Korkuyorum!
- GİRİŞ17.02.2014 08:03
- GÜNCELLEME17.02.2014 08:03
“Biz her şeyi sudan yarattık” (Enbiya 30)
Gerçekten de çok korkuyorum. Su hayattır. Su insanlığın geleceğidir. Su medeniyettir. Su berekettir. Su servettir. Su sağlıktır. Su güzelliktir. Su her şeydir!
Ülkemiz önümüzdeki aylarda ciddi bir kuraklık tehlikesiyle karşı karşıya kalabilir. Meteoroloji uzmanları yer altı sularını besleyen kar yağışının olmaması, beklenen yağmurların gelmemesi halinde hazırdaki barajlarla yaz mevsimini çıkaramayacağımızı söylüyorlar.
Gündelik siyasi çekişmelerin getirdiği gerginlik bir yana bir de bu su meselesi çıkmaz mı? Gerçi hiç kimselerin bunu dert ettiğini sanmıyorum nitekim toplum olarak öylesine sekerat halindeyiz.
Artık ülke olarak su tasarrufuna başlamamız elzem görünüyor. Bu hususta hiç kimse kimseyi suçlamasın zira doğal hususlara müdahale edecek bir teknolojik donanımımız olmadığı gibi doğaüstü güçlerimiz de yok! Topluca halisane dua edeceğiz.
Bizim bundan böyle kuraklık ile mücadele hususunda bir program dâhilinde projeler üretmemiz ve bir takım çalışmalar yapmamız gerekiyor hem de acilen!
Artık doğal mahalle çeşmelerimiz yok!
Kadınlarımızın ellerine testilerini alıp gürül gürül çeşmelerden su doldurdukları günleri bile aramamız mukadder görünüyor. Zira temiz içme suyu temin etmede dünya yoksulu olmaya adayız!

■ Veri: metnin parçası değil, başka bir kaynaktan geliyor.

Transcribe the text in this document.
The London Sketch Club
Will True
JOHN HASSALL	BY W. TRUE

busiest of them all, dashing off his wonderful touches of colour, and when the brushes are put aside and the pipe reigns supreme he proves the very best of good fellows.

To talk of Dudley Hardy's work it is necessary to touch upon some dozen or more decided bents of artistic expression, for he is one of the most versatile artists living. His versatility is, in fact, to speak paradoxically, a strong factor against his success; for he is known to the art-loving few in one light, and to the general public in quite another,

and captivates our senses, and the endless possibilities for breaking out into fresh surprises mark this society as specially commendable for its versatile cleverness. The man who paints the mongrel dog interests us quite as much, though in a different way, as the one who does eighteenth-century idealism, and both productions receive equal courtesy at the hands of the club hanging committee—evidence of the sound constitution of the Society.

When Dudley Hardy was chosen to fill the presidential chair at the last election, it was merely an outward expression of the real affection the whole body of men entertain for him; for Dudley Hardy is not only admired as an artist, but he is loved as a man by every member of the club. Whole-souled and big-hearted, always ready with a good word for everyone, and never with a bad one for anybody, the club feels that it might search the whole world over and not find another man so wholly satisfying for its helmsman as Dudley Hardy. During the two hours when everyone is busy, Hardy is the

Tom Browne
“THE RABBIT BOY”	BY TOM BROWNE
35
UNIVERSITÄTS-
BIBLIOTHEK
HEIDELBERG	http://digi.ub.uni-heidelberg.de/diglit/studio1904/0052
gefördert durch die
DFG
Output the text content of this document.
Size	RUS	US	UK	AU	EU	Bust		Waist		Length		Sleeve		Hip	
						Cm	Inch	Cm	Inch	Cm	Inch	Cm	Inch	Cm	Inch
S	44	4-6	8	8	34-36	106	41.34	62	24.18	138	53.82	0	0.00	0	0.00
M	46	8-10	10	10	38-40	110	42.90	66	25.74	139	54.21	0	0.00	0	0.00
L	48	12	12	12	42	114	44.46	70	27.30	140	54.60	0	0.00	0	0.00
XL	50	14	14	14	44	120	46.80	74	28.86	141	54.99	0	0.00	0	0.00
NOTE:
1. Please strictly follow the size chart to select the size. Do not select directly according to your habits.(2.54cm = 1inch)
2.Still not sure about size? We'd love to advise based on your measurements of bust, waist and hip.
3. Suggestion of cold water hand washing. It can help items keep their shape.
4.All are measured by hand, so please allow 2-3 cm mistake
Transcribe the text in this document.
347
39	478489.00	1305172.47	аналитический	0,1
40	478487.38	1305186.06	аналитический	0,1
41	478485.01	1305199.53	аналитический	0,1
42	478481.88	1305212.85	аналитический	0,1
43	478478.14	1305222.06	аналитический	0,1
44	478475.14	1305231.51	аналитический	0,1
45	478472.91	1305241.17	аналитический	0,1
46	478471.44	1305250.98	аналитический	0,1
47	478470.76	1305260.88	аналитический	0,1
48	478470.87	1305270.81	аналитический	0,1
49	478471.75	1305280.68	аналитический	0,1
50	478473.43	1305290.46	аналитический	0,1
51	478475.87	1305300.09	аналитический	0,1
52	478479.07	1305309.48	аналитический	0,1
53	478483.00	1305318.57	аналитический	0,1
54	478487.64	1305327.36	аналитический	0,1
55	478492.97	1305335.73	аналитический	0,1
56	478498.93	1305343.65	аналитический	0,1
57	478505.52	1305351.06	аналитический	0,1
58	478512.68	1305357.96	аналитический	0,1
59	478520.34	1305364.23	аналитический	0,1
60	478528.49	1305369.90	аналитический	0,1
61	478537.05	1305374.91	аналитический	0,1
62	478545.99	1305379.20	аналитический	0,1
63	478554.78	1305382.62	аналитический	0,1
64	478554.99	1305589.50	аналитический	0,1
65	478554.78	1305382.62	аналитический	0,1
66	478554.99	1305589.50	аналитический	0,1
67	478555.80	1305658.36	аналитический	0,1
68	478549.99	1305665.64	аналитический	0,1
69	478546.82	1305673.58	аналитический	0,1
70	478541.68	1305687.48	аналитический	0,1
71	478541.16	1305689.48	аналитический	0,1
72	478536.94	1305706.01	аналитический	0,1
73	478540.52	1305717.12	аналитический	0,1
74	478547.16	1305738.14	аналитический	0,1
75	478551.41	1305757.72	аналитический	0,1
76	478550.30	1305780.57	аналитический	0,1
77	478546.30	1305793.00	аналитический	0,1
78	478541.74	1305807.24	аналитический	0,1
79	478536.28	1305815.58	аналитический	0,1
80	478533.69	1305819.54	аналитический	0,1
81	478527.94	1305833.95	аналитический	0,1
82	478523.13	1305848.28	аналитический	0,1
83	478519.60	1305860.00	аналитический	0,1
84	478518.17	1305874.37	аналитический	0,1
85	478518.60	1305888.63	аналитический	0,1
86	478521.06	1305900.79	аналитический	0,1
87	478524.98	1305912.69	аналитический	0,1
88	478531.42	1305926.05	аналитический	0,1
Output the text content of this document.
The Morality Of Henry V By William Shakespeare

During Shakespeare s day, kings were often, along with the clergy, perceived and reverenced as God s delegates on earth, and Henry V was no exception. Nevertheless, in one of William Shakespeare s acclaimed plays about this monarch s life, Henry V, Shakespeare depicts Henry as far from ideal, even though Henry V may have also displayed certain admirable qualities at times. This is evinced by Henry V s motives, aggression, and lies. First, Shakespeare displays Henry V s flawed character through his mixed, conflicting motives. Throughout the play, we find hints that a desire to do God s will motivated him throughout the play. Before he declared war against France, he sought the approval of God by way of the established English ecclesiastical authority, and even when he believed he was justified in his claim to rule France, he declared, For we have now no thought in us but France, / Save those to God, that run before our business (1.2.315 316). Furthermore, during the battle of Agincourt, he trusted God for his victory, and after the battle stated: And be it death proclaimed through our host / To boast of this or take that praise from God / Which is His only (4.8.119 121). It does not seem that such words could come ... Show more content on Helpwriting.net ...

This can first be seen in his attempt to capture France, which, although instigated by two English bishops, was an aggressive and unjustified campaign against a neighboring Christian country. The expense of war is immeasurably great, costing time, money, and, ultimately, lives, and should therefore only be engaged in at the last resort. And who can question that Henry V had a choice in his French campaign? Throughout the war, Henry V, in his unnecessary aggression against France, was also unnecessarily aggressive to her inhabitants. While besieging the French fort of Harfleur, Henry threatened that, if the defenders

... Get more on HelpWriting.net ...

Geçen akşam düşündüm, düşündüm, su konusunda bu yaz acilen neler yapılabilir kabilinden bir yığın fikir yürüttüm ama büyük bir hayal kırıklığına uğradım zira mevcut barajlarımızı doldurmak hiç de kolay görünmüyor…
Ancak bazı önlemlerin belediyelerimiz tarafından kısa zamanda hayata geçirilmesinin zaruri olduğunu belirtmeliyim. İşte kendimce akıl yürüttüğüm bazı önlemler:
-Evlere ikinci bir su hattı verilmeli. Irmaklarımız boşu boşuna denizlere akıp gidiyor! Bu nehir suları arıtılarak temizlik için banyo ve tuvaletlerde kullanılmalıdır.
-Temiz sular sanayide, bitki sulamada, cadde temizliğinde kesinlikle kullanılmamalıdır.
-Bu yılın meteorolojik yağış ve barajlardaki su eğrisi ortaya çıkmışken derhal su sıkıntısı beklenen kentlerde tasarruf tedbirleri alınmalıdır zira yarın çok geç olabilir. Su bittikten sonra tasarruf yapsanız ne olur yapmasanız ne olur!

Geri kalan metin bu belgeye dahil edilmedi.